Not working on how to be happy and how to contribute in a way that means potentially more, but may not have the instant capitalist gratification.
What any decent party in this country has to have as its basic premise is that students can live poor but healthy ,that means a living income.That is our insurance we pay for in tax, our insurance policy.
And some people will be students for all their life, and everyone has the right to turn back into a student again, even it is just one of life.
I wonder if this argument is lost on the LNP and I think it is the type of question that Labor can now ask themselves.
I think the internet itself offers the nearest thing we have as a model for how the tech giants can be socialised. The idea of Amazon+Google+Facebook+Twitter combined and under state control in the USA is. let’s face it, a nightmare, and a popular revolution in the US wouldn’ make it more attractuive, to my mind. What needs to be regulated is the language and protocols by means of which these and other internet entities interact. The internet protocol is the first step in this. Without the internet protocol I guess none of them could exist. You want a situation where I could set up a search engine which could query the same data as Google, sell products on my shop front and see them listed on amazon as well and have my social media platform making friends with my facebook friends seemlessly.
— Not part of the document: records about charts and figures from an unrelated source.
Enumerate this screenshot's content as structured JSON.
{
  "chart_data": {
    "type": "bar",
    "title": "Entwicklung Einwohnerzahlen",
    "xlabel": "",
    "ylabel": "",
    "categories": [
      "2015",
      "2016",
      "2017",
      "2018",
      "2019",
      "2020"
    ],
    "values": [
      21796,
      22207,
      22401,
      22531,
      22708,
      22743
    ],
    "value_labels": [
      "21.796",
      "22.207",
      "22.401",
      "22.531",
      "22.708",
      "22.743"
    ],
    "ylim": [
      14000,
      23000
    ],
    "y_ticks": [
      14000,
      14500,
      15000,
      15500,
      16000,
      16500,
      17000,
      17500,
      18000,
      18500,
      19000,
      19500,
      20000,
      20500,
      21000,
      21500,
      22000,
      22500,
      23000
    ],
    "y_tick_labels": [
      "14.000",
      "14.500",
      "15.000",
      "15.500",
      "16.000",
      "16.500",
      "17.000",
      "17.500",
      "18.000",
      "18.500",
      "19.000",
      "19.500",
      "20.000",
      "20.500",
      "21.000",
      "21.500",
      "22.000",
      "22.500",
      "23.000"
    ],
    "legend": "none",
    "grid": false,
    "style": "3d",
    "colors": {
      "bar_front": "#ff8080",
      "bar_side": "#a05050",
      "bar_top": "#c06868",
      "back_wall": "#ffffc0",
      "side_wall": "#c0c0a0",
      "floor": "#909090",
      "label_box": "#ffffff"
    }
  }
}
I don’t know how that could be done, but I’m sure that with the power of the state it could be made to happen.
What does this mean?
The internet protocols are not secret or proprietary: they are pubilc documents.
You can build a search engine and it can query exactly the same data as Google. That’s just the combined world-wide web: all that is published over the HTTP(S) protocol from every web server in the world. That’s a big job: only four companies currently bother to do it, and only one does it well (Google; the other three are Bing, Baidu and Yandex. Duck Duck Go is a Bing reseller.)
You can set up web-based shop fronts and sell products. You can even list them on Amazon, I imagine: that’s between you and Amazon.
What is it that you imagine that the state (or its power) would do for you on that front? Maybe just fund you (and your data-center) for the ten or twenty years that it would probably take to get up to scale/speed? OK. Nice work if you can get it.